To plot the cluster cluster counts in cool ways with ggplot I think we’re going to want the data to be in “long” form in a shared data frame. That will let us do things like color and group and facet based on lots of different features.

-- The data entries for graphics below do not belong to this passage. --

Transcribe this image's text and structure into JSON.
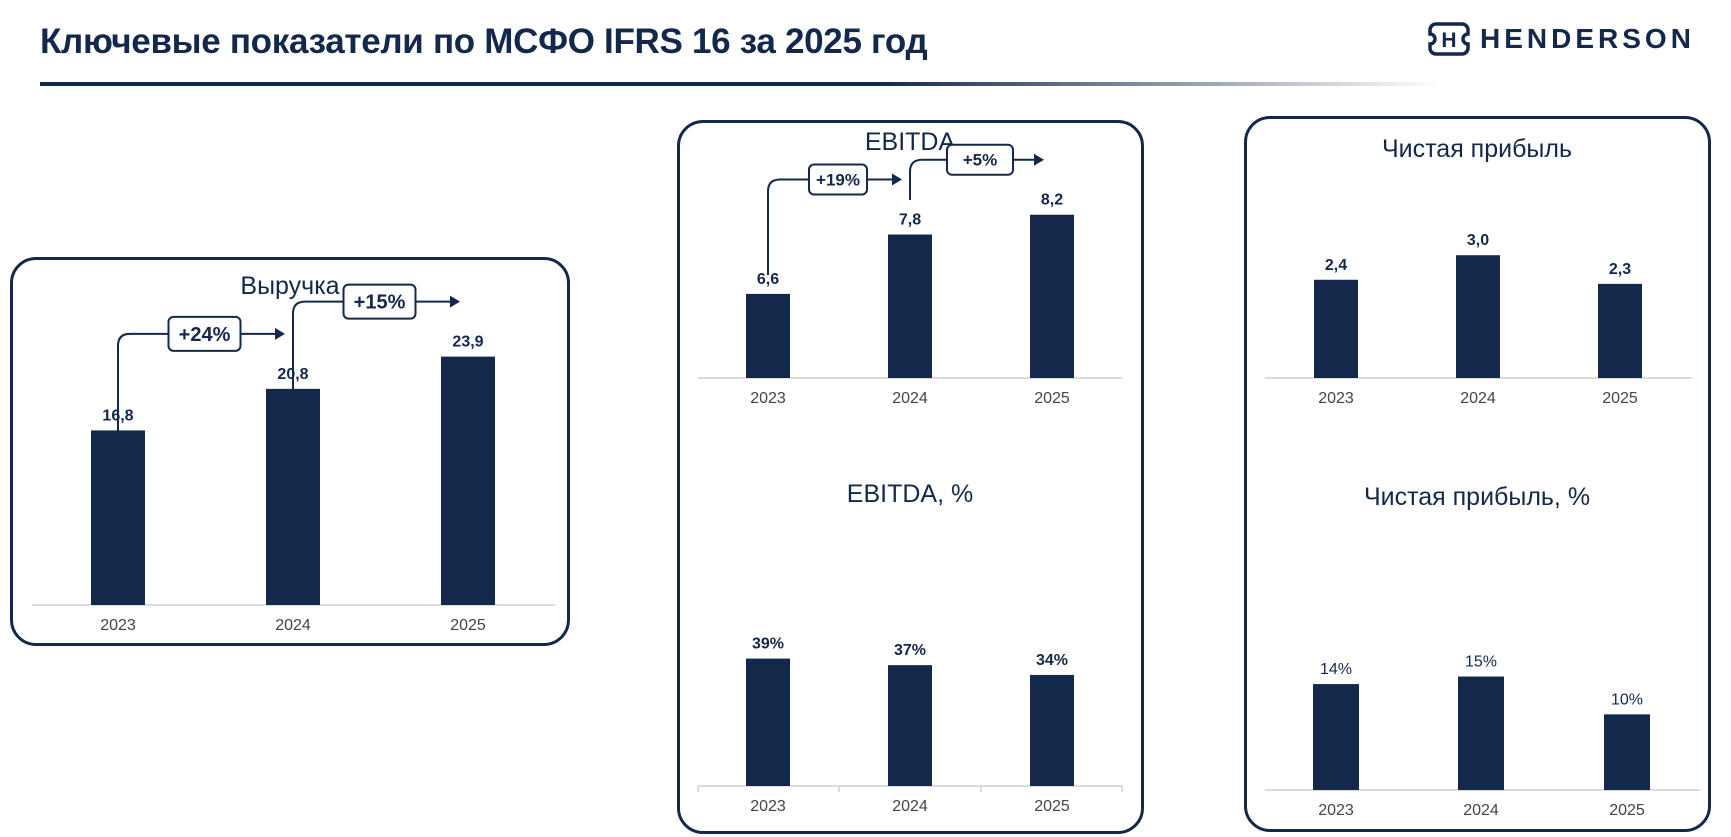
{
  "header": {
    "title": "Ключевые показатели по МСФО IFRS 16 за 2025 год",
    "logo_text": "HENDERSON",
    "logo_icon": "H"
  },
  "colors": {
    "bar": "#13284b",
    "axis": "#d0d0d0",
    "text": "#13284b",
    "tick": "#444444"
  },
  "chart_data": [
    {
      "id": "revenue",
      "type": "bar",
      "title": "Выручка",
      "categories": [
        "2023",
        "2024",
        "2025"
      ],
      "values": [
        16.8,
        20.8,
        23.9
      ],
      "value_labels": [
        "16,8",
        "20,8",
        "23,9"
      ],
      "ylim": [
        0,
        25.5
      ],
      "growth_labels": [
        "+24%",
        "+15%"
      ]
    },
    {
      "id": "ebitda",
      "type": "bar",
      "title": "EBITDA",
      "categories": [
        "2023",
        "2024",
        "2025"
      ],
      "values": [
        6.6,
        7.8,
        8.2
      ],
      "value_labels": [
        "6,6",
        "7,8",
        "8,2"
      ],
      "ylim": [
        4.9,
        8.7
      ],
      "growth_labels": [
        "+19%",
        "+5%"
      ]
    },
    {
      "id": "ebitda_margin",
      "type": "bar",
      "title": "EBITDA, %",
      "categories": [
        "2023",
        "2024",
        "2025"
      ],
      "values": [
        39,
        37,
        34
      ],
      "value_labels": [
        "39%",
        "37%",
        "34%"
      ],
      "ylim": [
        0,
        60
      ]
    },
    {
      "id": "net_income",
      "type": "bar",
      "title": "Чистая прибыль",
      "categories": [
        "2023",
        "2024",
        "2025"
      ],
      "values": [
        2.4,
        3.0,
        2.3
      ],
      "value_labels": [
        "2,4",
        "3,0",
        "2,3"
      ],
      "ylim": [
        0,
        4.3
      ]
    },
    {
      "id": "net_margin",
      "type": "bar",
      "title": "Чистая прибыль, %",
      "categories": [
        "2023",
        "2024",
        "2025"
      ],
      "values": [
        14,
        15,
        10
      ],
      "value_labels": [
        "14%",
        "15%",
        "10%"
      ],
      "ylim": [
        0,
        23
      ]
    }
  ]
}
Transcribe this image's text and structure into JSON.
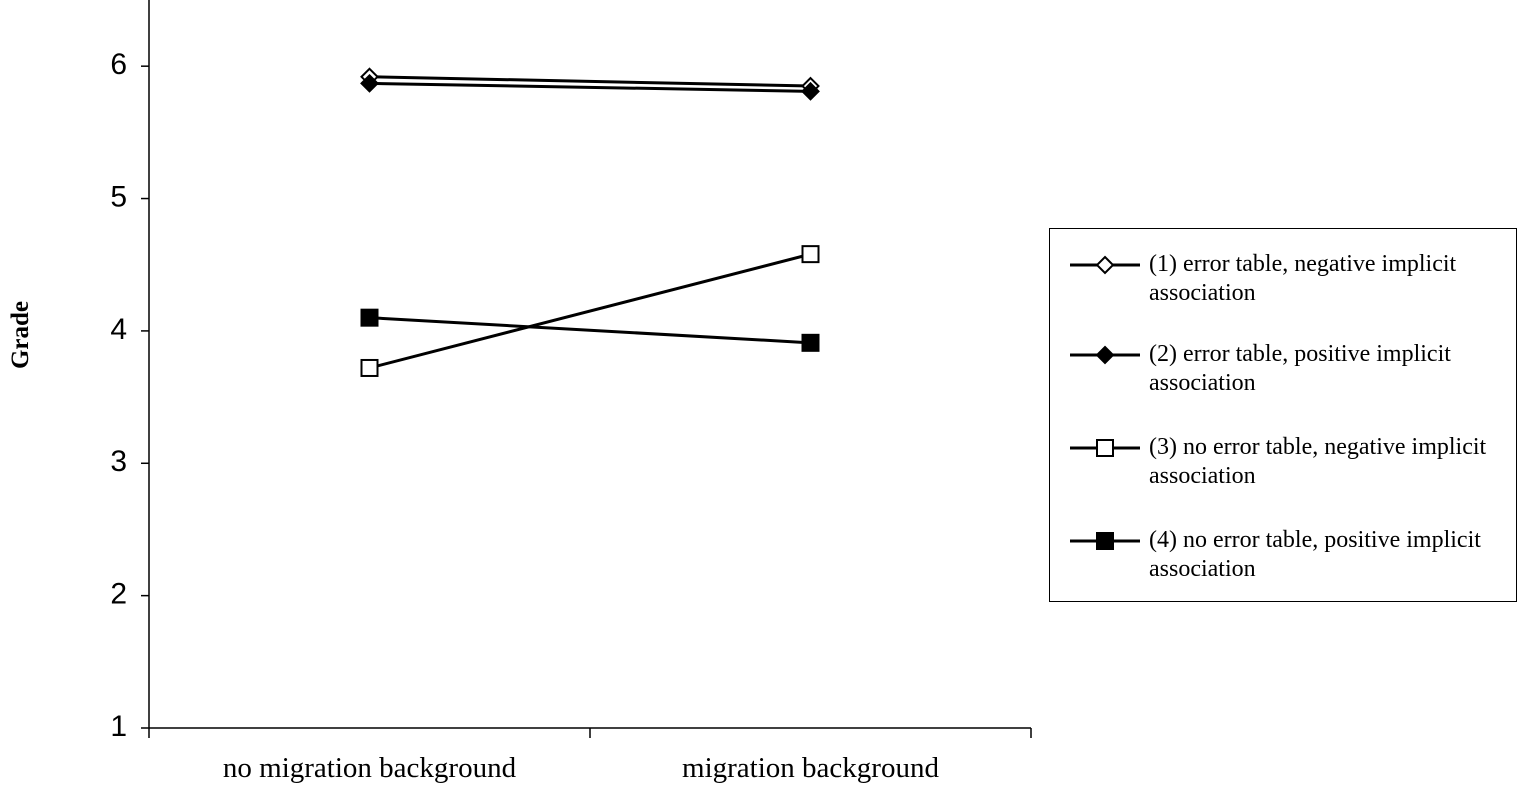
{
  "chart_data": {
    "type": "line",
    "y_label": "Grade",
    "categories": [
      "no migration background",
      "migration background"
    ],
    "series": [
      {
        "name": "(1) error table, negative implicit association",
        "color": "#000000",
        "marker": "diamond",
        "marker_fill": "#ffffff",
        "values": [
          5.92,
          5.85
        ]
      },
      {
        "name": "(2) error table, positive implicit association",
        "color": "#000000",
        "marker": "diamond",
        "marker_fill": "#000000",
        "values": [
          5.87,
          5.81
        ]
      },
      {
        "name": "(3) no error table, negative implicit association",
        "color": "#000000",
        "marker": "square",
        "marker_fill": "#ffffff",
        "values": [
          3.72,
          4.58
        ]
      },
      {
        "name": "(4) no error table, positive implicit association",
        "color": "#000000",
        "marker": "square",
        "marker_fill": "#000000",
        "values": [
          4.1,
          3.91
        ]
      }
    ],
    "ylim": [
      1,
      6.5
    ],
    "yticks": [
      1,
      2,
      3,
      4,
      5,
      6
    ],
    "grid": false,
    "legend": "right"
  }
}
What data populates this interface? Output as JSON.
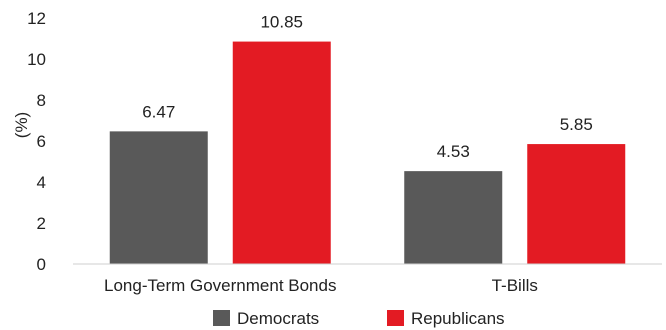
{
  "chart_data": {
    "type": "bar",
    "title": "",
    "xlabel": "",
    "ylabel": "(%)",
    "ylim": [
      0,
      12
    ],
    "yticks": [
      0,
      2,
      4,
      6,
      8,
      10,
      12
    ],
    "grid": false,
    "legend_position": "bottom",
    "categories": [
      "Long-Term Government Bonds",
      "T-Bills"
    ],
    "series": [
      {
        "name": "Democrats",
        "color": "#595959",
        "values": [
          6.47,
          4.53
        ],
        "labels": [
          "6.47",
          "4.53"
        ]
      },
      {
        "name": "Republicans",
        "color": "#e31b23",
        "values": [
          10.85,
          5.85
        ],
        "labels": [
          "10.85",
          "5.85"
        ]
      }
    ]
  }
}
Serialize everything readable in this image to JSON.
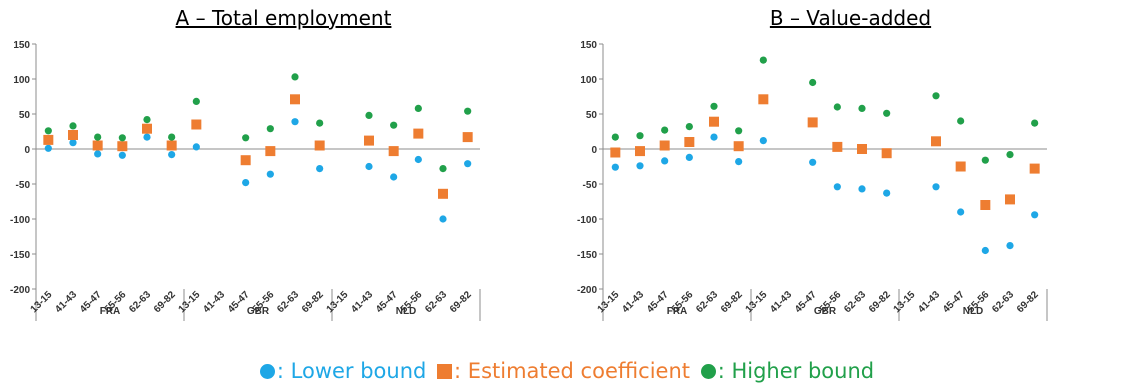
{
  "legend": {
    "lower": {
      "label": ": Lower bound",
      "color": "#1EA7E6"
    },
    "estimate": {
      "label": ": Estimated coefficient",
      "color": "#EE7D31"
    },
    "higher": {
      "label": ": Higher bound",
      "color": "#21A04A"
    }
  },
  "chart_data": [
    {
      "type": "scatter",
      "title": "A – Total employment",
      "ylim": [
        -200,
        150
      ],
      "yticks": [
        -200,
        -150,
        -100,
        -50,
        0,
        50,
        100,
        150
      ],
      "grid": false,
      "legend_position": "bottom",
      "groups": [
        "FRA",
        "GBR",
        "NLD"
      ],
      "categories": [
        "13-15",
        "41-43",
        "45-47",
        "55-56",
        "62-63",
        "69-82"
      ],
      "series": [
        {
          "name": "Lower bound",
          "marker": "circle",
          "color": "#1EA7E6",
          "values": [
            [
              1,
              9,
              -7,
              -9,
              17,
              -8
            ],
            [
              3,
              null,
              -48,
              -36,
              39,
              -28
            ],
            [
              null,
              -25,
              -40,
              -15,
              -100,
              -21
            ]
          ]
        },
        {
          "name": "Estimated coefficient",
          "marker": "square",
          "color": "#EE7D31",
          "values": [
            [
              13,
              20,
              5,
              4,
              29,
              5
            ],
            [
              35,
              null,
              -16,
              -3,
              71,
              5
            ],
            [
              null,
              12,
              -3,
              22,
              -64,
              17
            ]
          ]
        },
        {
          "name": "Higher bound",
          "marker": "circle",
          "color": "#21A04A",
          "values": [
            [
              26,
              33,
              17,
              16,
              42,
              17
            ],
            [
              68,
              null,
              16,
              29,
              103,
              37
            ],
            [
              null,
              48,
              34,
              58,
              -28,
              54
            ]
          ]
        }
      ]
    },
    {
      "type": "scatter",
      "title": "B – Value-added",
      "ylim": [
        -200,
        150
      ],
      "yticks": [
        -200,
        -150,
        -100,
        -50,
        0,
        50,
        100,
        150
      ],
      "grid": false,
      "legend_position": "bottom",
      "groups": [
        "FRA",
        "GBR",
        "NLD"
      ],
      "categories": [
        "13-15",
        "41-43",
        "45-47",
        "55-56",
        "62-63",
        "69-82"
      ],
      "series": [
        {
          "name": "Lower bound",
          "marker": "circle",
          "color": "#1EA7E6",
          "values": [
            [
              -26,
              -24,
              -17,
              -12,
              17,
              -18
            ],
            [
              12,
              null,
              -19,
              -54,
              -57,
              -63
            ],
            [
              null,
              -54,
              -90,
              -145,
              -138,
              -94
            ]
          ]
        },
        {
          "name": "Estimated coefficient",
          "marker": "square",
          "color": "#EE7D31",
          "values": [
            [
              -5,
              -3,
              5,
              10,
              39,
              4
            ],
            [
              71,
              null,
              38,
              3,
              0,
              -6
            ],
            [
              null,
              11,
              -25,
              -80,
              -72,
              -28
            ]
          ]
        },
        {
          "name": "Higher bound",
          "marker": "circle",
          "color": "#21A04A",
          "values": [
            [
              17,
              19,
              27,
              32,
              61,
              26
            ],
            [
              127,
              null,
              95,
              60,
              58,
              51
            ],
            [
              null,
              76,
              40,
              -16,
              -8,
              37
            ]
          ]
        }
      ]
    }
  ]
}
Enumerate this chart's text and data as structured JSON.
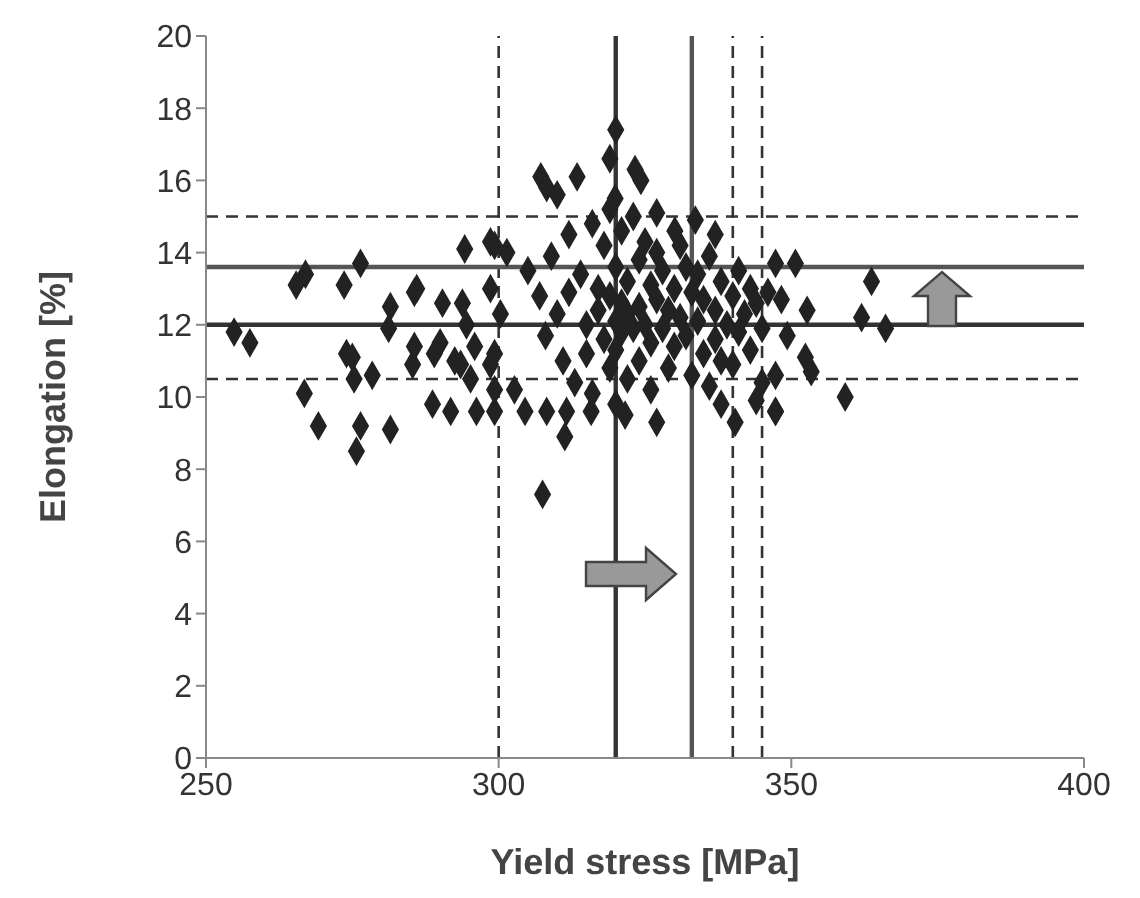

Currently the cluster counts come back as lists, like below:
cluster_count1 = c(5,7,11,11,11,13,15,15,27,29,42,41,40,49,46,33,28,31,34,31,27,30,31,31,27,23,20,27,24,29,20,21,26,23,23,22,23,21,20,29,23,21,17,20,25,23,24,23,27,24,16,27,22,25,19,22,28,20,23,22,22,22,23,20,23,27,25,25,23,26,19,28,24,23,29,24,22,25,21,21,18,21,20,23,21,20,23,22,24,28,34,28,27,25,29,26,26,20,23,25,28,25,30,26,23,26,34,29,25,21,29,29,25,30,31,22,39,34,33,35,30,27,23,18,29,27,24,26,22,17)
data6_clustering = c()
data6_clustering$count_at_height20 = c(7,8,6,8,11,20,28,32,30,53,73,93,92,98,102,108,113,119,107,106,119,114,115,130,122,127,132,133,135,132,159,140,148,148,139,140,145,145,135,159,148,124,118,106,72,62,53,60,47,56,57,47,46,57,61,57,59,54,58,51,52,50,58,57,58,64,58,51,59,65,60,60,61,70,67,60,56,47,64,66,61,69,92,88,62,69,83,60)
data6_clustering$count_at_height40 = c(2,2,2,2,2,4,5,6,3,4,9,9,13,16,11,14,15,14,13,10,10,7,8,12,8,13,13,12,11,11,9,9,9,12,13,11,13,11,14,18,19,17,20,22,18,12,8,15,8,10,11,10,10,9,10,10,10,8,8,7,9,6,11,12,13,11,9,7,12,11,11,9,10,13,10,11,9,8,15,15,10,10,21,18,15,14,22,22)
The following function converts one of the above lists into a data.frame. It also adds a number of pieces of datat that may help us with the grouping later:
Tom: Are there other fields that you think we should be including?
make_frame_from_counts <- function (run_number, problem, treatment,
succeeded, height, counts) {
num_gens = length(counts)
result = data.frame(run.num = rep(run_number, num_gens),
problem = rep(problem, num_gens),
treatment = rep(treatment, num_gens),
succeeded = rep(succeeded, num_gens),
height = rep(height, num_gens),
generation = seq(0, num_gens-1),
cluster.count = counts)
return(result)
}
Now that we can convert the data into data.frames, we can use ggplot to make some nice plots.
library("ggplot2")
d1_h20 <- make_frame_from_counts(1, "RSWN", "lexicase", TRUE, 20, cluster_count1)
ggplot(d1_h20, aes(x=generation, y=cluster.count)) + geom_line()
d6_h20 <- make_frame_from_counts(6, "RSWN", "lexicase", TRUE, 20,
data6_clustering$count_at_height20)
ggplot(d6_h20, aes(x=generation, y=cluster.count)) + geom_line()
d6_h40 <- make_frame_from_counts(6, "RSWN", "lexicase", TRUE, 40,
data6_clustering$count_at_height40)
ggplot(d6_h40, aes(x=generation, y=cluster.count)) + geom_line()
Now that everything is in nice data.frames we can rbind them all together into a single big frame and plot them in interesting ways.
all <- rbind(d1_h20, d6_h20, d6_h40)
ggplot(all, aes(x=generation, y=cluster.count,
group=interaction(run.num, height),
color=interaction(run.num, factor(height)))) +
geom_line() +
labs(color = "Run . Height")
This combined plot makes it much easier to compare the cluster counts from different runs. We can see the relative heights of the cluster counts, for example, and when different runs end.
It will be interesting when we have these counts from hundreds of runs from different problems, selection mechanisms, and the the like.